Time to Face Facts

Three years in, New START has performed exactly as advertised.


Three years ago today — April 8, 2010 — President Obama and then-President Dmitry Medvedev signed the New START agreement to reduce American and Russian deployed strategic nuclear forces to their lowest levels since the days when Dwight Eisenhower was president and the Cold War defined our relationship with the Russians.

That December in the Senate, we clawed our way to ratification with 71 votes, a big bipartisan statement that the arms control and nonproliferation consensus could hold together even in a polarized political culture. That statement was reaffirmed by treaty supporters from Henry Kissinger and James Baker — and every other living secretary of state — to President George Herbert Walker Bush.
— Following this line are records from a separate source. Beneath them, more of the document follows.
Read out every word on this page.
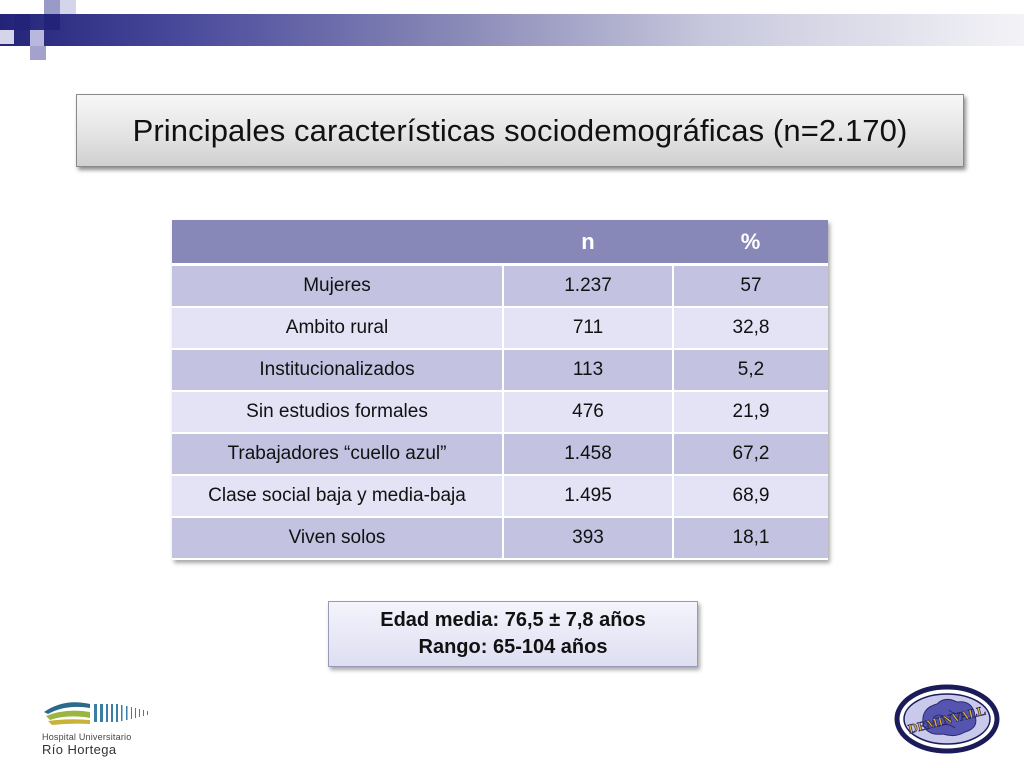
Principales características sociodemográficas (n=2.170)
	n	%
Mujeres	1.237	57
Ambito rural	711	32,8
Institucionalizados	113	5,2
Sin estudios formales	476	21,9
Trabajadores “cuello azul”	1.458	67,2
Clase social baja y media-baja	1.495	68,9
Viven solos	393	18,1
Edad media: 76,5 ± 7,8 años
Rango: 65-104 años
Hospital Universitario
Río Hortega
DEMINVALL
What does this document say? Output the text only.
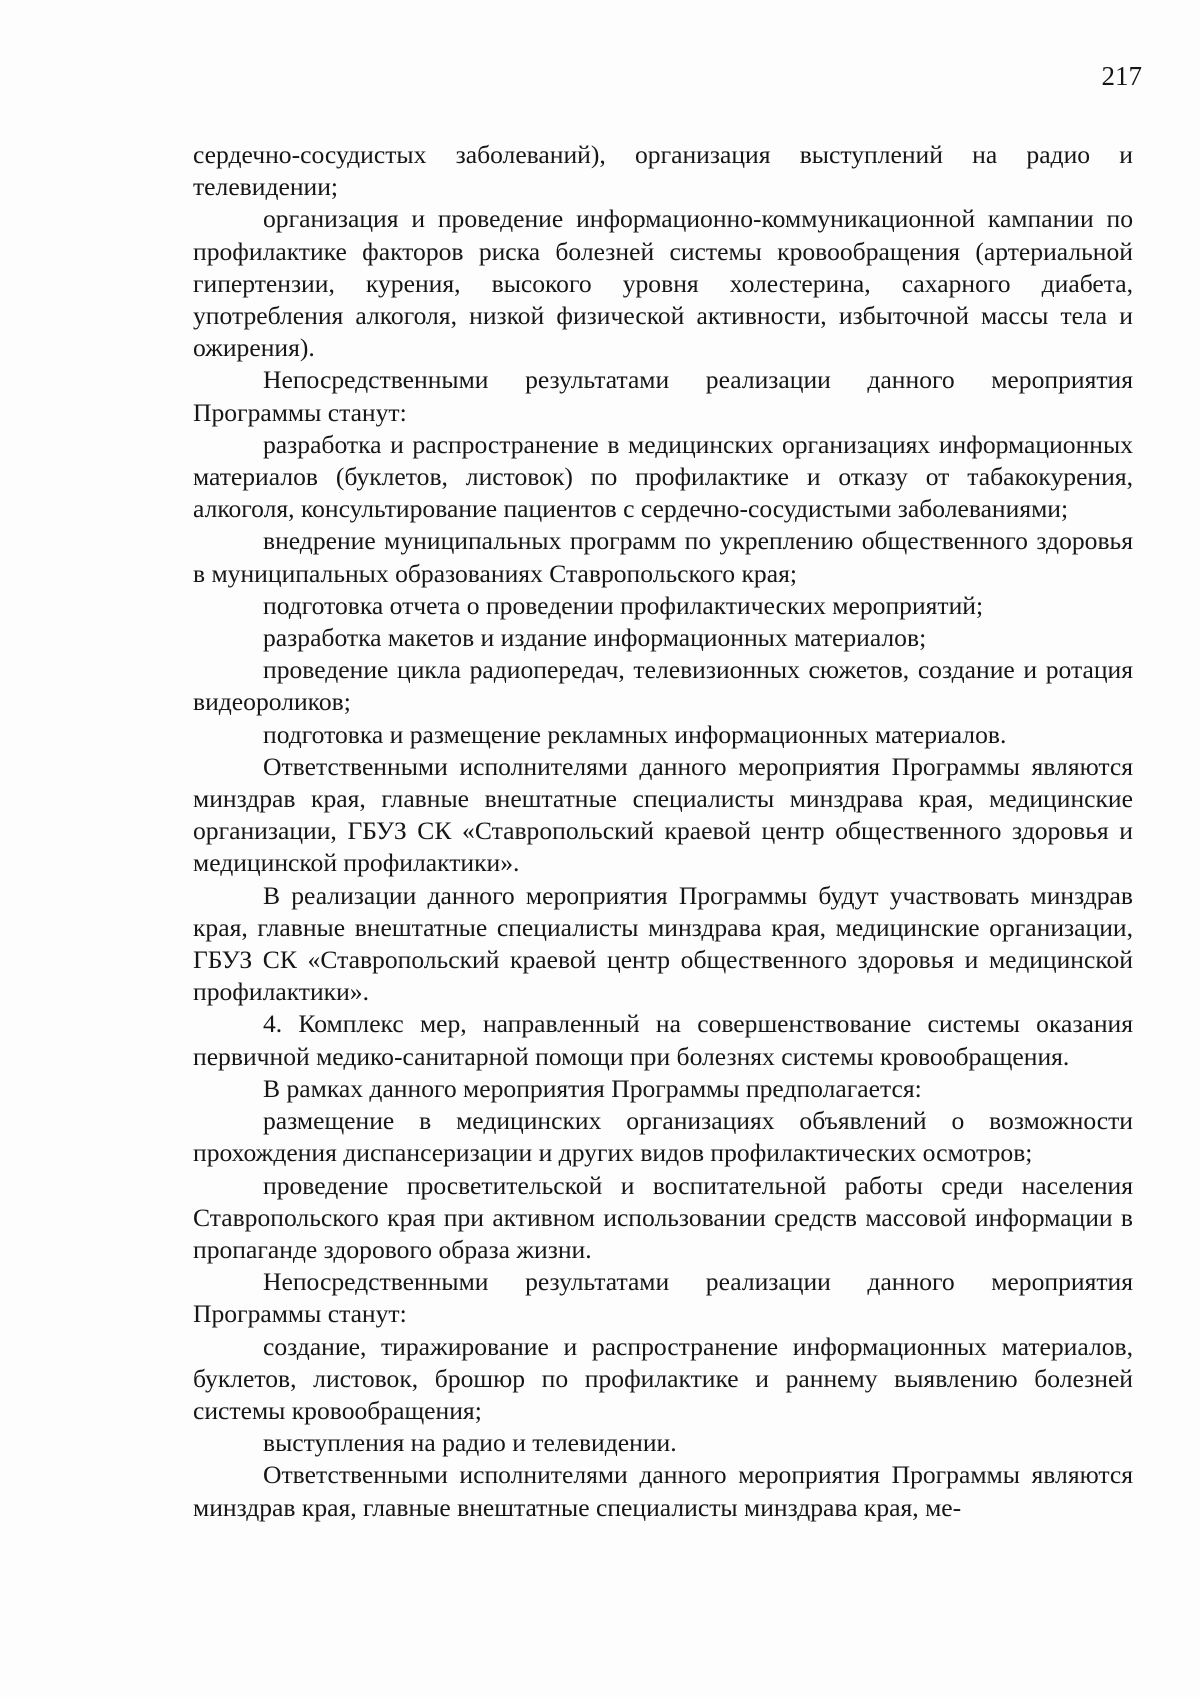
217

сердечно-сосудистых заболеваний), организация выступлений на радио и телевидении;

организация и проведение информационно-коммуникационной кампании по профилактике факторов риска болезней системы кровообращения (артериальной гипертензии, курения, высокого уровня холестерина, сахарного диабета, употребления алкоголя, низкой физической активности, избыточной массы тела и ожирения).

Непосредственными результатами реализации данного мероприятия Программы станут:

разработка и распространение в медицинских организациях информационных материалов (буклетов, листовок) по профилактике и отказу от табакокурения, алкоголя, консультирование пациентов с сердечно-сосудистыми заболеваниями;

внедрение муниципальных программ по укреплению общественного здоровья в муниципальных образованиях Ставропольского края;

подготовка отчета о проведении профилактических мероприятий;

разработка макетов и издание информационных материалов;

проведение цикла радиопередач, телевизионных сюжетов, создание и ротация видеороликов;

подготовка и размещение рекламных информационных материалов.

Ответственными исполнителями данного мероприятия Программы являются минздрав края, главные внештатные специалисты минздрава края, медицинские организации, ГБУЗ СК «Ставропольский краевой центр общественного здоровья и медицинской профилактики».

В реализации данного мероприятия Программы будут участвовать минздрав края, главные внештатные специалисты минздрава края, медицинские организации, ГБУЗ СК «Ставропольский краевой центр общественного здоровья и медицинской профилактики».

4. Комплекс мер, направленный на совершенствование системы оказания первичной медико-санитарной помощи при болезнях системы кровообращения.

В рамках данного мероприятия Программы предполагается:

размещение в медицинских организациях объявлений о возможности прохождения диспансеризации и других видов профилактических осмотров;

проведение просветительской и воспитательной работы среди населения Ставропольского края при активном использовании средств массовой информации в пропаганде здорового образа жизни.

Непосредственными результатами реализации данного мероприятия Программы станут:

создание, тиражирование и распространение информационных материалов, буклетов, листовок, брошюр по профилактике и раннему выявлению болезней системы кровообращения;

выступления на радио и телевидении.

Ответственными исполнителями данного мероприятия Программы являются минздрав края, главные внештатные специалисты минздрава края, ме-
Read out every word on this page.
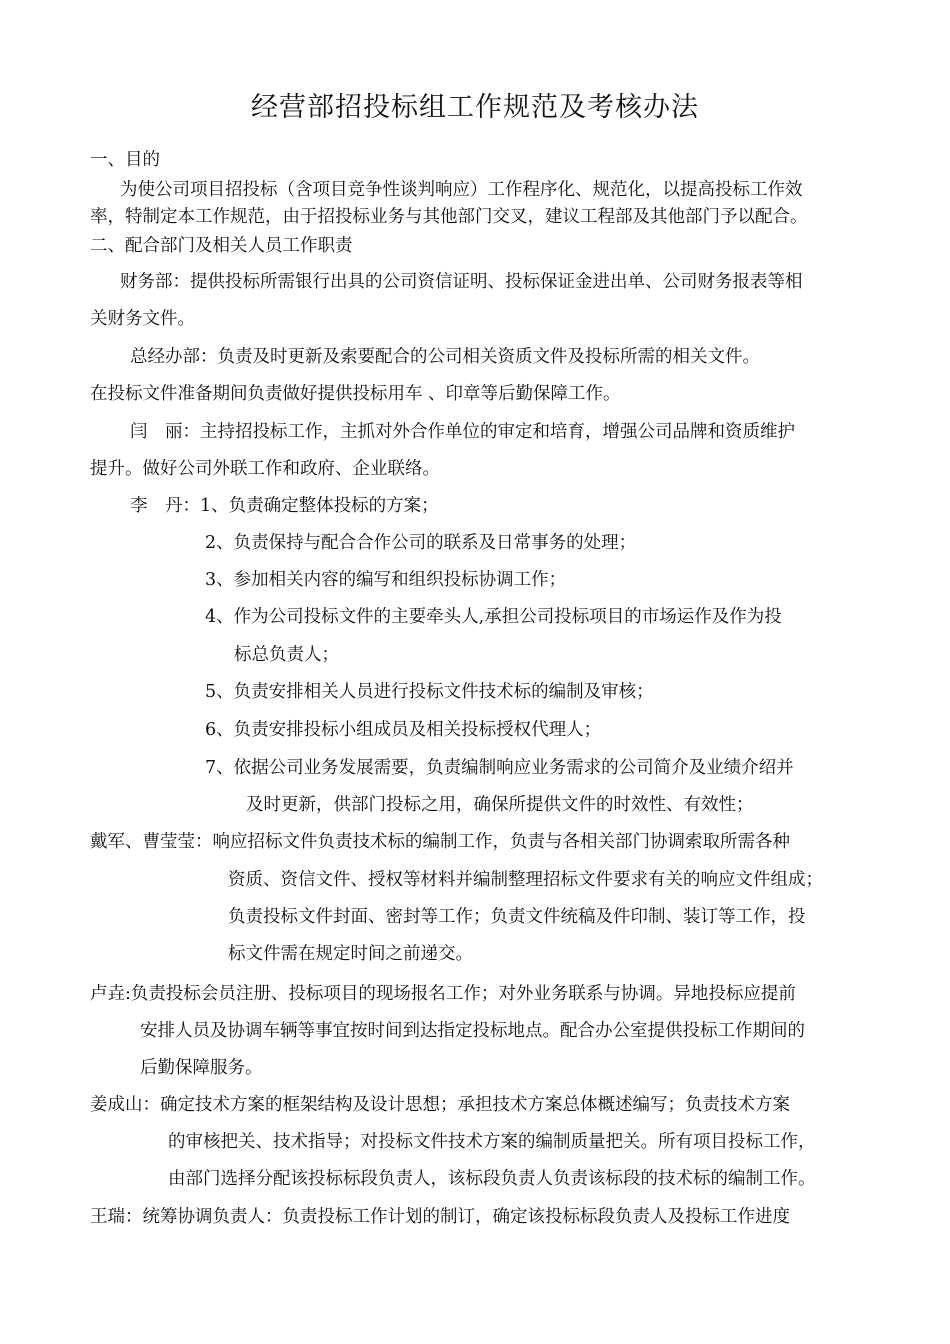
经营部招投标组工作规范及考核办法
一、目的
为使公司项目招投标（含项目竞争性谈判响应）工作程序化、规范化，以提高投标工作效
率，特制定本工作规范，由于招投标业务与其他部门交叉，建议工程部及其他部门予以配合。
二、配合部门及相关人员工作职责
财务部：提供投标所需银行出具的公司资信证明、投标保证金进出单、公司财务报表等相
关财务文件。
总经办部：负责及时更新及索要配合的公司相关资质文件及投标所需的相关文件。
在投标文件准备期间负责做好提供投标用车 、印章等后勤保障工作。
闫　丽：主持招投标工作，主抓对外合作单位的审定和培育，增强公司品牌和资质维护
提升。做好公司外联工作和政府、企业联络。
李　丹：1、负责确定整体投标的方案；
2、负责保持与配合合作公司的联系及日常事务的处理；
3、参加相关内容的编写和组织投标协调工作；
4、作为公司投标文件的主要牵头人,承担公司投标项目的市场运作及作为投
标总负责人；
5、负责安排相关人员进行投标文件技术标的编制及审核；
6、负责安排投标小组成员及相关投标授权代理人；
7、依据公司业务发展需要，负责编制响应业务需求的公司简介及业绩介绍并
及时更新，供部门投标之用，确保所提供文件的时效性、有效性；
戴军、曹莹莹：响应招标文件负责技术标的编制工作，负责与各相关部门协调索取所需各种
资质、资信文件、授权等材料并编制整理招标文件要求有关的响应文件组成；
负责投标文件封面、密封等工作；负责文件统稿及件印制、装订等工作，投
标文件需在规定时间之前递交。
卢垚:负责投标会员注册、投标项目的现场报名工作；对外业务联系与协调。异地投标应提前
安排人员及协调车辆等事宜按时间到达指定投标地点。配合办公室提供投标工作期间的
后勤保障服务。
姜成山：确定技术方案的框架结构及设计思想；承担技术方案总体概述编写；负责技术方案
的审核把关、技术指导；对投标文件技术方案的编制质量把关。所有项目投标工作，
由部门选择分配该投标标段负责人，该标段负责人负责该标段的技术标的编制工作。
王瑞：统筹协调负责人：负责投标工作计划的制订，确定该投标标段负责人及投标工作进度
Still, when I noted that far more ambitious treaties had previously been approved by votes of 90 or 95 to zero, a colleague of mine wondered whether in this hyper-partisan Washington, 71 might be the new 95.

I’m proud that in the end we sent a signal to the world that in American foreign policy, however uphill the slog and improbable the victory, partisan politics can still stop at the water’s edge.

But I’d like to see our country get back to the days of near unanimity on these vital issues — because the commitment to nonproliferation and arms control that began under Presidents Nixon and Reagan should continue well into the future.

How do we do that?

We start by relentlessly following the facts, and the facts are that through the last two-plus years since the treaty entered into force, despite any of the alarm bells treaty foes may have rung, the treaty is working — exactly as advertised.

Follow the facts.

We and the Russians both have "boots back on the ground" — inspectors who monitor the inner workings of our respective strategic forces. 

New START is maintaining stability and predictability between the world’s largest nuclear powers, as we promised.

So far, the United States and Russia have completed 78 on-site inspections. On top of that, we have exchanged over 4,000 notifications on the numbers, locations, and movements of our strategic forces.

On a day-in, day-out basis, we have a real-time picture of what is going on with the Russians’ strategic forces, and they have the same with ours.

The inspection teams are thus steadily confirming that the treaty’s verification regime works. Accurate and timely knowledge of each other’s nuclear forces dampens the risks of misunderstanding, mistrust, and worst-case analysis and decision-making. Such mutual confidence and predictability are crucial to international stability.

Looking ahead, the administration is going to continue to advance nuclear security policies in ways that meet both the challenges of the world in which we now live, as well as those on the horizon. We know that the traditional concept of nuclear deterrence — the idea that a country would not initiate a nuclear war for fear of nuclear retaliation — does not apply to terrorists. We know that our greatest nuclear threat is no longer a large-scale nuclear exchange, but the danger that terrorists could acquire nuclear materials or, worse, a nuclear weapon.  

That is why concerted action by the United States and Russia — and indeed, by all nuclear-weapon states — to reduce their arsenals is important. These reductions go hand in hand with our efforts to strengthen the nuclear nonproliferation regime, hold Iran and North Korea to account, and secure vulnerable nuclear materials around the world against terrorist theft. All of these steps contribute to countering the paramount threat of nuclear terrorism.

As we move forward, Washington and Moscow have a particular responsibility to set an example for the world, because we still deploy over 90 percent of the nuclear weapons on our planet.

When signing New START three years ago in Prague, President Obama made it clear he intended to seek further reductions in all types of nuclear weapons: strategic and nonstrategic, deployed and non-deployed.  

We will follow through on this goal in a deliberate, step-by step manner, proactively consulting with Capitol Hill, talking with our allies and engaging Russia on future negotiations. To be clear: reducing nuclear weapons is not an end in and of itself, but a means toward creating a safer and more stable world. We’ll only make reductions that are in our national security interest, and that of our allies.

But make no mistake on this anniversary of its signing: New START was neither the first step nor the last, but a vital step that moves us forward.

In a dangerous and volatile world, those are the facts, and as we confront threats far and wide, from the DMZ to Tehran, it is through facts that we need to rebuild consensus — and do what we must to keep America safe.